Often the maenads were portrayed as inspired by Dionysus into a state of ecstatic frenzy through a combination of dancing and intoxication.[1] During these rites, the maenads would dress in fawn skins and carry a thyrsus, a long stick wrapped in ivy or vine leaves and tipped with a pine cone. They would weave ivy-wreaths around their heads or wear a bull helmet in honor of their god, and often handle or wear snakes.[2]

These women were mythologized as the "mad women" who were nurses of Dionysus in Nysa. Lycurgus "chased the Nurses of the frenzied Dionysus through the holy hills of Nysa, and the sacred implements dropped to the ground from the hands of one and all, as the murderous Lycurgus struck them down with his ox-goad".[3] They went into the mountains at night and practised strange rites.[4]

According to Plutarch's Life of Alexander, maenads were called Mimallones and Klodones in Macedon, epithets derived from the feminine art of spinning wool.[5] Nevertheless, these warlike parthenoi ("virgins") from the hills, associated with a Dionysios pseudanor ("fake male Dionysus"), routed an invading enemy.[6] In southern Greece they were described as Bacchae, Bassarides, Thyiades, Potniades,[7][better source needed] and other epithets.[8]

The term maenad has come to be associated with a wide variety of women, supernatural, mythological, and historical,[9] associated with the god Dionysus and his worship.

Dancing maenad. Detail from an ancient Greek Paestum red figure skyphos, made by Python, c. 330–320 BC. British Museum, London

In Euripides' play The Bacchae, maenads of Thebes murder King Pentheus after he bans the worship of Dionysus. Dionysus, Pentheus' cousin, himself lures Pentheus to the woods, where the maenads tear him apart. His corpse is mutilated by his own mother, Agave, who tears off his head, believing it to be that of a lion. A group of maenads also kill Orpheus,[10] when he refuses to entertain them while mourning his dead wife.

In ceramic art, the frolicking of Maenads and Dionysus is often a theme depicted on kraters, used to mix water and wine. These scenes show the maenads in their frenzy running in the forests, often tearing to pieces any animal they happen to come across.[citation needed]

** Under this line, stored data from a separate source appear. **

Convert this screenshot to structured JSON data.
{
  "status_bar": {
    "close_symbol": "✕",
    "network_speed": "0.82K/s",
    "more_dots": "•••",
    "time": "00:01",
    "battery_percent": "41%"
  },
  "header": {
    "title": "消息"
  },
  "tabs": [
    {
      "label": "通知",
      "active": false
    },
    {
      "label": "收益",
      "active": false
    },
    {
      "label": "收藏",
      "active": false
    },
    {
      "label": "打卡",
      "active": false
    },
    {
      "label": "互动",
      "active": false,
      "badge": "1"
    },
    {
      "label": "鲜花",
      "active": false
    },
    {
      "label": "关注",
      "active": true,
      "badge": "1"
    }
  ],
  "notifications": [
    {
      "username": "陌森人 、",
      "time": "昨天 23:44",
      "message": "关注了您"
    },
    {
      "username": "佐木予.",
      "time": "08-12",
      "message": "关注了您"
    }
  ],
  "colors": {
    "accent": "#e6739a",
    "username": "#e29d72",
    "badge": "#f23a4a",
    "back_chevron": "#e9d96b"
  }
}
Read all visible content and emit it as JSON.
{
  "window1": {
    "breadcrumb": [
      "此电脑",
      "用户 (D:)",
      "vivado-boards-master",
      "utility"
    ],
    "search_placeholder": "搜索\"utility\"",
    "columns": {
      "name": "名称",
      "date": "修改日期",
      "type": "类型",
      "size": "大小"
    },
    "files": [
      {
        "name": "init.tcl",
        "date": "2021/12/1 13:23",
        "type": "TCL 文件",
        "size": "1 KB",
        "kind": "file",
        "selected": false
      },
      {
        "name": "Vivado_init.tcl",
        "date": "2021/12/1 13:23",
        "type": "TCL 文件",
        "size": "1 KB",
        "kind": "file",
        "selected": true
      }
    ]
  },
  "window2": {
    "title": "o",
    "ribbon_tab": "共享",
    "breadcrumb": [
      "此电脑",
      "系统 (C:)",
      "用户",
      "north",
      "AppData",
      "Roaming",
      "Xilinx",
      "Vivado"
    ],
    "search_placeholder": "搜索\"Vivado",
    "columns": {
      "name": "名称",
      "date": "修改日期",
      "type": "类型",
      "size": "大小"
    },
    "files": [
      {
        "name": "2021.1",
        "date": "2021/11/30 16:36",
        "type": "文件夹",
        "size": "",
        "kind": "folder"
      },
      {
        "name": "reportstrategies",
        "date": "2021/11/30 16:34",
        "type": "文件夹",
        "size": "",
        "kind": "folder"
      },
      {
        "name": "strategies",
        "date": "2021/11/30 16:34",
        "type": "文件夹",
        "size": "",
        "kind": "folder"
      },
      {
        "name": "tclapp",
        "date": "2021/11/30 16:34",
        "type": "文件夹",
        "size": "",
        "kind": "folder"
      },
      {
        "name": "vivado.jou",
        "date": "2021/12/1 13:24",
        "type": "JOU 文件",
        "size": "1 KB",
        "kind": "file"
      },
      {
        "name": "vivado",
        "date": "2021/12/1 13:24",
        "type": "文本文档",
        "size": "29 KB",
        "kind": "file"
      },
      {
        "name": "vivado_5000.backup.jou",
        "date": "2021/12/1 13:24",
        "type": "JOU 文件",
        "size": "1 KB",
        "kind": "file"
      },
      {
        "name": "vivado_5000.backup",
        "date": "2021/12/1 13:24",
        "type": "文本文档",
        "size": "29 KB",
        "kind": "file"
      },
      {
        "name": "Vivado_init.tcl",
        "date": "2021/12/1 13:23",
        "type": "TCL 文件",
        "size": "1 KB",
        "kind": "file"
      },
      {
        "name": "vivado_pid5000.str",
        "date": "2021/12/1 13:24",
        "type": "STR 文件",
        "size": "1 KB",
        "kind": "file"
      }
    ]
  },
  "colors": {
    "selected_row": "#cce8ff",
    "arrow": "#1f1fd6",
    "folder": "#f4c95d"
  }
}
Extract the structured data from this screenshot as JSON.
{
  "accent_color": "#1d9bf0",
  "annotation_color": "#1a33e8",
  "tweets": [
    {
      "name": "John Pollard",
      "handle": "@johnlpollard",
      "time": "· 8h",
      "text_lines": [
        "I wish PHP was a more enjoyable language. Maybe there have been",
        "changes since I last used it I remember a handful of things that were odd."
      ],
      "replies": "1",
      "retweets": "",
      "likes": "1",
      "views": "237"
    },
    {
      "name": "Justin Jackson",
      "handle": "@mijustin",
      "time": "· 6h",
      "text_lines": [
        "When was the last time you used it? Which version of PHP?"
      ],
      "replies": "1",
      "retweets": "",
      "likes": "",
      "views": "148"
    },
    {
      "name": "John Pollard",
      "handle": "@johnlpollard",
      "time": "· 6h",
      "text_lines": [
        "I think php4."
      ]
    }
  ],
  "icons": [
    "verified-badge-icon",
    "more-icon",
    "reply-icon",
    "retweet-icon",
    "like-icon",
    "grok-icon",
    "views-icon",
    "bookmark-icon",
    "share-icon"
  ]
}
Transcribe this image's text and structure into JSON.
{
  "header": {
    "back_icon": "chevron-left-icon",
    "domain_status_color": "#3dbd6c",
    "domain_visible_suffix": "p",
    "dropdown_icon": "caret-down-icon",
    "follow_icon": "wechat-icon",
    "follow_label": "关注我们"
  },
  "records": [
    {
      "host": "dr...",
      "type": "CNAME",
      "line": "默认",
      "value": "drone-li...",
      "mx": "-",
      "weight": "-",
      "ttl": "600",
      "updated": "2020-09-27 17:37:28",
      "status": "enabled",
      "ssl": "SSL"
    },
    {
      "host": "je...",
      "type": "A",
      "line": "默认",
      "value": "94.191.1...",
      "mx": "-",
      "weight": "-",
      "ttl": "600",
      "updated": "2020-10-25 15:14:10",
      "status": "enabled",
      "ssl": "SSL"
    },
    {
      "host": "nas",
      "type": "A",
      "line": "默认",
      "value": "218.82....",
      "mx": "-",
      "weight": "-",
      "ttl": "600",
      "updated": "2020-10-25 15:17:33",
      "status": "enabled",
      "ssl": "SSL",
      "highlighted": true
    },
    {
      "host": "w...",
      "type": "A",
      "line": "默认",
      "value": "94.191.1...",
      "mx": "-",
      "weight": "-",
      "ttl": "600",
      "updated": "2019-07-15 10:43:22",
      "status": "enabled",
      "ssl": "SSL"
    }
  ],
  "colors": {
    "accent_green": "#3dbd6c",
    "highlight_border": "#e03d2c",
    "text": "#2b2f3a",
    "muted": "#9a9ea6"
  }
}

German philologist Walter Friedrich Otto writes:

The Bacchae of Euripides gives us the most vital picture of the wonderful circumstance in which, as Plato says in the Ion, the god-intoxicated celebrants draw milk and honey from the streams. They strike rocks with the thyrsus, and water gushes forth. They lower the thyrsus to the earth, and a spring of wine bubbles up. If they want milk, they scratch up the ground with their fingers and draw up the milky fluid. Honey trickles down from the thyrsus made of the wood of the ivy, they gird themselves with snakes and give suck to fawns and wolf cubs as if they were infants at the breast. Fire does not burn them. No weapon of iron can wound them, and the snakes harmlessly lick up the sweat from their heated cheeks. Fierce bulls fall to the ground, victims to numberless, tearing female hands, and sturdy trees are torn up by the roots with their combined efforts.[11]